Far from making him “mellow and sullen,” Stoker said meditation has boosted his energy level and helped him see how he can contribute to others’ well-being even in stressful times. “Actually, what I found is that the deeper I get inside of who I am, the more compassionate I am with the stranger and even my enemy.”
Citing international meditation teacher Jon Kabat-Zinn, Stoker described meditation as paying attention to what’s happening in the present moment with kindness and curiosity, and without judgment.
He also referenced author, speaker and Zen master Thich Nhat Hanh’s understanding of meditation as seeing life in slow motion while living in a fast-paced world.
“This is an invitation to live our lives in the here and now and to bring our best to every moment.”
Even 3 to 5 minutes of meditation a day can have a significant positive impact, he said. “We find ourselves being met with ourselves and potentially with the divine. This is an invitation to live our lives in the here and now and to bring our best to every moment.”
While the teachers for their own training include Buddhists Jack Kornfield and Tara Brach, Bass and Stoker bring a Christian expression to mindfulness, she said. “I am definitely Christian, so it’s about trying to find that balance.”
And she added that meditation does not mean having to empty oneself, as is commonly believed. “What I appreciate about mindfulness meditation is not this emptying of oneself. It’s more focusing on the thoughts of the mind and doing it in a loving and compassionate way.”
Bass added that it is through getting in touch with self and with God that meditation practitioners gain a clearer understanding of their callings and of what they should avoid. “Always my question is: What is mine to do?”
Seeking answers to that question creates a bond between United Methodists and Baptists who attend CBF churches, Stoker said. They share “this idea that contemplation is good, but contemplation and action are better.”

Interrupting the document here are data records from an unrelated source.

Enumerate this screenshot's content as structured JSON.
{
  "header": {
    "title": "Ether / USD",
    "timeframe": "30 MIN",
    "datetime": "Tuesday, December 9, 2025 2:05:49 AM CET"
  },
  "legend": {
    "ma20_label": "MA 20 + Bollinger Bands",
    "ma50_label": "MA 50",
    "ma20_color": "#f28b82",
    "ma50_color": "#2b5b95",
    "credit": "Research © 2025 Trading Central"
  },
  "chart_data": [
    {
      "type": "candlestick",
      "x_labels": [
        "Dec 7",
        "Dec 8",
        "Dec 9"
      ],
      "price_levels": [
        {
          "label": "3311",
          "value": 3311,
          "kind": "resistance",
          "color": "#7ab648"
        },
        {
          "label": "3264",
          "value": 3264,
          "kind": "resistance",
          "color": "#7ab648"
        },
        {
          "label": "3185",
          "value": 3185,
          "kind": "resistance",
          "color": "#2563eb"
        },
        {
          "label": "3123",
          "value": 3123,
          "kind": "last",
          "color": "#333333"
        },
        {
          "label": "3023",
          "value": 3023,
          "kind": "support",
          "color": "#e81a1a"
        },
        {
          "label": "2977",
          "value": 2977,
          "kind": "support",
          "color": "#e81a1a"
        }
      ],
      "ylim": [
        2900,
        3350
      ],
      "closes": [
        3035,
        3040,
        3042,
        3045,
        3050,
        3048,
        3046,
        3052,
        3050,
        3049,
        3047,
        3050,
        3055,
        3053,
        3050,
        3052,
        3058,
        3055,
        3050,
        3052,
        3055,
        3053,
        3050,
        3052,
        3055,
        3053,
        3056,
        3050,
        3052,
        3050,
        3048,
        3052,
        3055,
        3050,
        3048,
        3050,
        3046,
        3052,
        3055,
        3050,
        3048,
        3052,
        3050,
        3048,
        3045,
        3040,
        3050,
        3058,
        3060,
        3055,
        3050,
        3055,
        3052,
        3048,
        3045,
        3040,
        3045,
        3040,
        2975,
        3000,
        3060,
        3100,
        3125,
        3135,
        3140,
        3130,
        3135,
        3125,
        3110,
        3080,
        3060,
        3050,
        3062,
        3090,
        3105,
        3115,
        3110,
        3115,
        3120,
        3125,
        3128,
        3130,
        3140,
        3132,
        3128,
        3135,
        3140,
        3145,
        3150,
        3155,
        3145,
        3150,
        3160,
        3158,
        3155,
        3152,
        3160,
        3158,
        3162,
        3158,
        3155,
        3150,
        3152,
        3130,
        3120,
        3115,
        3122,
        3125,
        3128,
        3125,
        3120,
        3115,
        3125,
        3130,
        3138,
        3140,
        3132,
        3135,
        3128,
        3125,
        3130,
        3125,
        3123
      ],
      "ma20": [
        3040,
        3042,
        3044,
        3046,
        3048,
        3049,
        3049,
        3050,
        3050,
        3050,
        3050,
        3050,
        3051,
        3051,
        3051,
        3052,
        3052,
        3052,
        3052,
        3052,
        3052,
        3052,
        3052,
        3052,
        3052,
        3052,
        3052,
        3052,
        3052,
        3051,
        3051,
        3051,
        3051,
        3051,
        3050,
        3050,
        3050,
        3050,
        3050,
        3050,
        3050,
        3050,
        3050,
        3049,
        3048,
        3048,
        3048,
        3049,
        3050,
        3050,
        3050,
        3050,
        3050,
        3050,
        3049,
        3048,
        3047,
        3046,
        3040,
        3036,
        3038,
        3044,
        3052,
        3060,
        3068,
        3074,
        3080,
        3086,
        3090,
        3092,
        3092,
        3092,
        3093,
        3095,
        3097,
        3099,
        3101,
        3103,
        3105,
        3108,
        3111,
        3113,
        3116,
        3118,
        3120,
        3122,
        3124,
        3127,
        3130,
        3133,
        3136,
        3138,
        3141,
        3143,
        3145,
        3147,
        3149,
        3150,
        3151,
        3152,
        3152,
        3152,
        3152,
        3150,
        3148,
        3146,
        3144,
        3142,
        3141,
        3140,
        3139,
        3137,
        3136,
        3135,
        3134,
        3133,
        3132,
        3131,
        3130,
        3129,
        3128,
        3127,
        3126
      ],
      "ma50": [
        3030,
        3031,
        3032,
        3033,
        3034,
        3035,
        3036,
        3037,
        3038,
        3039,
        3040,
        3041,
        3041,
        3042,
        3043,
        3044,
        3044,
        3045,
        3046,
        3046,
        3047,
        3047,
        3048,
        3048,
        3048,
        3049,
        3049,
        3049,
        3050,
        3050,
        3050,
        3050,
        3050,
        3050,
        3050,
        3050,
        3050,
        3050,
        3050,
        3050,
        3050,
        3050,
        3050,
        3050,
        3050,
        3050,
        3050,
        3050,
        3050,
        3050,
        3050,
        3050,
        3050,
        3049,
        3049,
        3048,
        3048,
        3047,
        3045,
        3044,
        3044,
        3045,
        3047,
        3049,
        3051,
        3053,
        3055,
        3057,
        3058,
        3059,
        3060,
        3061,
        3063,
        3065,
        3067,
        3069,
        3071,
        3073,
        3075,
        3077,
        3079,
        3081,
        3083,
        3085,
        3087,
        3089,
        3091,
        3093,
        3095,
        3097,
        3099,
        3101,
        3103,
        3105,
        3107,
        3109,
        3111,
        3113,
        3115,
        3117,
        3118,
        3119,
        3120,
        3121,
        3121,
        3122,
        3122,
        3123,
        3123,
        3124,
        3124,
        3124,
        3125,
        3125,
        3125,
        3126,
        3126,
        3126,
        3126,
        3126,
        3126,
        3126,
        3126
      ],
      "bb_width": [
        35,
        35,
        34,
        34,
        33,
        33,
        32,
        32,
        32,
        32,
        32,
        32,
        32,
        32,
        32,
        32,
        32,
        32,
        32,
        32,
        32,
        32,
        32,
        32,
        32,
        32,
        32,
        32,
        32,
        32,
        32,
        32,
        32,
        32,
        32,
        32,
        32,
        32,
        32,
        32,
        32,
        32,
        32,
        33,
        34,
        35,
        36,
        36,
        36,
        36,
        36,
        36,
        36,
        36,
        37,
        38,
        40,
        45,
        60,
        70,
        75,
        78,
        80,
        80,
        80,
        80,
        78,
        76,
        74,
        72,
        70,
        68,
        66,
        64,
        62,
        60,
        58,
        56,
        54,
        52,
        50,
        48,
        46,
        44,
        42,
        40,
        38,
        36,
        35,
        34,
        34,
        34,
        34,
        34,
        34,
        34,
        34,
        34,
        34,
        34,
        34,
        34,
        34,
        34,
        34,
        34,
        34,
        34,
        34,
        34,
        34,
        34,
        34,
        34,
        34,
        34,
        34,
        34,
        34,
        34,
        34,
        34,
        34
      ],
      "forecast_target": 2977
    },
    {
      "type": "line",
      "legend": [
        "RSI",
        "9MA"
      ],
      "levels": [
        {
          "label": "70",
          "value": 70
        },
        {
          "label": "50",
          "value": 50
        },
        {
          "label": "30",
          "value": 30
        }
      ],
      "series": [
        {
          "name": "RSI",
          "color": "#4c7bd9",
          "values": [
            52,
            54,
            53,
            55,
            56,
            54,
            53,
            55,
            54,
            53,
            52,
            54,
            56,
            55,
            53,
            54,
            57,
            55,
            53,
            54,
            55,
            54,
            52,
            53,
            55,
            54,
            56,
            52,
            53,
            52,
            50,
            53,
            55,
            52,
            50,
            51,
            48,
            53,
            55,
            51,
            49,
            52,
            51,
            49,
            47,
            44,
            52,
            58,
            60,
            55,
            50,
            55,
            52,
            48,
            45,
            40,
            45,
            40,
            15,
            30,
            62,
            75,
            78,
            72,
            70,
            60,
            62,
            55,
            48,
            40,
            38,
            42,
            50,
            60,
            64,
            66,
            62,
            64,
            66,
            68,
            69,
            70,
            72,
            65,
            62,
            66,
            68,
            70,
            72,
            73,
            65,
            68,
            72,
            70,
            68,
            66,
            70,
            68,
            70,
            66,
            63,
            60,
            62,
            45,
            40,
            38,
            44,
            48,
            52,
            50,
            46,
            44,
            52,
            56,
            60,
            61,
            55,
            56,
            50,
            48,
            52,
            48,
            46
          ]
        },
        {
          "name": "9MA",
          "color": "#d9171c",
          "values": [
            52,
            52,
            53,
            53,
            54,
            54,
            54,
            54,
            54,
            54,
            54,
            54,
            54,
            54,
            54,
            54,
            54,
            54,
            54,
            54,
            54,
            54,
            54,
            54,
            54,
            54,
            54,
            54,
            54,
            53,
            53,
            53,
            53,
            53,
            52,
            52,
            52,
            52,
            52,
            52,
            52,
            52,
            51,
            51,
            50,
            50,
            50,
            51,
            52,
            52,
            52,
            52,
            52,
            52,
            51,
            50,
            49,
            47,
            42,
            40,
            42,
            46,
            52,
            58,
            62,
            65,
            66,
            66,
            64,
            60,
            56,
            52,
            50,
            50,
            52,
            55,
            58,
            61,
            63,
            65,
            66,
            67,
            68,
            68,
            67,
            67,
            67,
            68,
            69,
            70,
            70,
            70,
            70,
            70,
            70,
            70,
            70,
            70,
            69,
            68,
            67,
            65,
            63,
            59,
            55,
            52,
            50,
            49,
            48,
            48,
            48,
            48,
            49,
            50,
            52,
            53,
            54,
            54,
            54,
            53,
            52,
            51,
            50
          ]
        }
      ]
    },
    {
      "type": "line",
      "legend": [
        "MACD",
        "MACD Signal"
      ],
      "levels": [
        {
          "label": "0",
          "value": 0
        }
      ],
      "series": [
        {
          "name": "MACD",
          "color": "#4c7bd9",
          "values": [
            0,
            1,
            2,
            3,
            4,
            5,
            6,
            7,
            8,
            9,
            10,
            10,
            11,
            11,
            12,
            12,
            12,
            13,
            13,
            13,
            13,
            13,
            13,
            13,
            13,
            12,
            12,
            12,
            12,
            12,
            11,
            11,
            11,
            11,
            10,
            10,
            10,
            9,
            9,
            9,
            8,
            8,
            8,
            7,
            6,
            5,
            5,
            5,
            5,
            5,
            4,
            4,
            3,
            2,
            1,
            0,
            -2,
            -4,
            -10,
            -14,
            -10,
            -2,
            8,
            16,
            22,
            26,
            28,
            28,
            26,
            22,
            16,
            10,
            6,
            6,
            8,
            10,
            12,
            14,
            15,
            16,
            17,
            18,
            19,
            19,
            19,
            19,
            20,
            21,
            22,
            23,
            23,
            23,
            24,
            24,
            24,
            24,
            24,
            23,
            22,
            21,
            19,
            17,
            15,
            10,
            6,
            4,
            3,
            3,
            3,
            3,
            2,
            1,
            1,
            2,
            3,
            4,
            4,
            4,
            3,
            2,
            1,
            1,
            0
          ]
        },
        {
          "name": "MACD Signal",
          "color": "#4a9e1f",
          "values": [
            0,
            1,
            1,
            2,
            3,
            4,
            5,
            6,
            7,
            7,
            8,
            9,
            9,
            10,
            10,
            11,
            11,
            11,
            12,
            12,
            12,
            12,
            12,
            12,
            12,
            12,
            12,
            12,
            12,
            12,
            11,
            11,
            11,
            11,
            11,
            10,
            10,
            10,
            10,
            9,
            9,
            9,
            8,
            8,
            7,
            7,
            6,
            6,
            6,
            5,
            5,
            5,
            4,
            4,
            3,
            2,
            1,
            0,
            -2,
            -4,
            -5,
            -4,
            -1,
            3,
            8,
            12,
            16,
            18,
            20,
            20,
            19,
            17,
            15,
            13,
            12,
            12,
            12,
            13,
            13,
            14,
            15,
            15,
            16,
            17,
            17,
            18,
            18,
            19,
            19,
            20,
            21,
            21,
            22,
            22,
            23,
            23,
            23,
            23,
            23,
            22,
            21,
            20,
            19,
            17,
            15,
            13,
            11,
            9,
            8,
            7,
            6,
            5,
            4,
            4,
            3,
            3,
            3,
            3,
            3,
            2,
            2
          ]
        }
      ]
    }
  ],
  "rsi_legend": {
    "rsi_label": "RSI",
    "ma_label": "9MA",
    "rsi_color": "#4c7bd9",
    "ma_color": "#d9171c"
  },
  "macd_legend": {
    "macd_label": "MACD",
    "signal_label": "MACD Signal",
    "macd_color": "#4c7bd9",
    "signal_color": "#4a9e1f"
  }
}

Going inside, as he described meditative practices, helps “to discover what grace and gifts we have to bear on any issue of the day or in our personal lives or in our relationship with God.”
And inward journey through mindfulness meditation is a contemplative path that can help seniors embrace the current chapter of their lives, Stoker added. “Mindfulness meditation … is tapping back into that first breath that God gave me and finding that God is still awakening and enlivening my life.”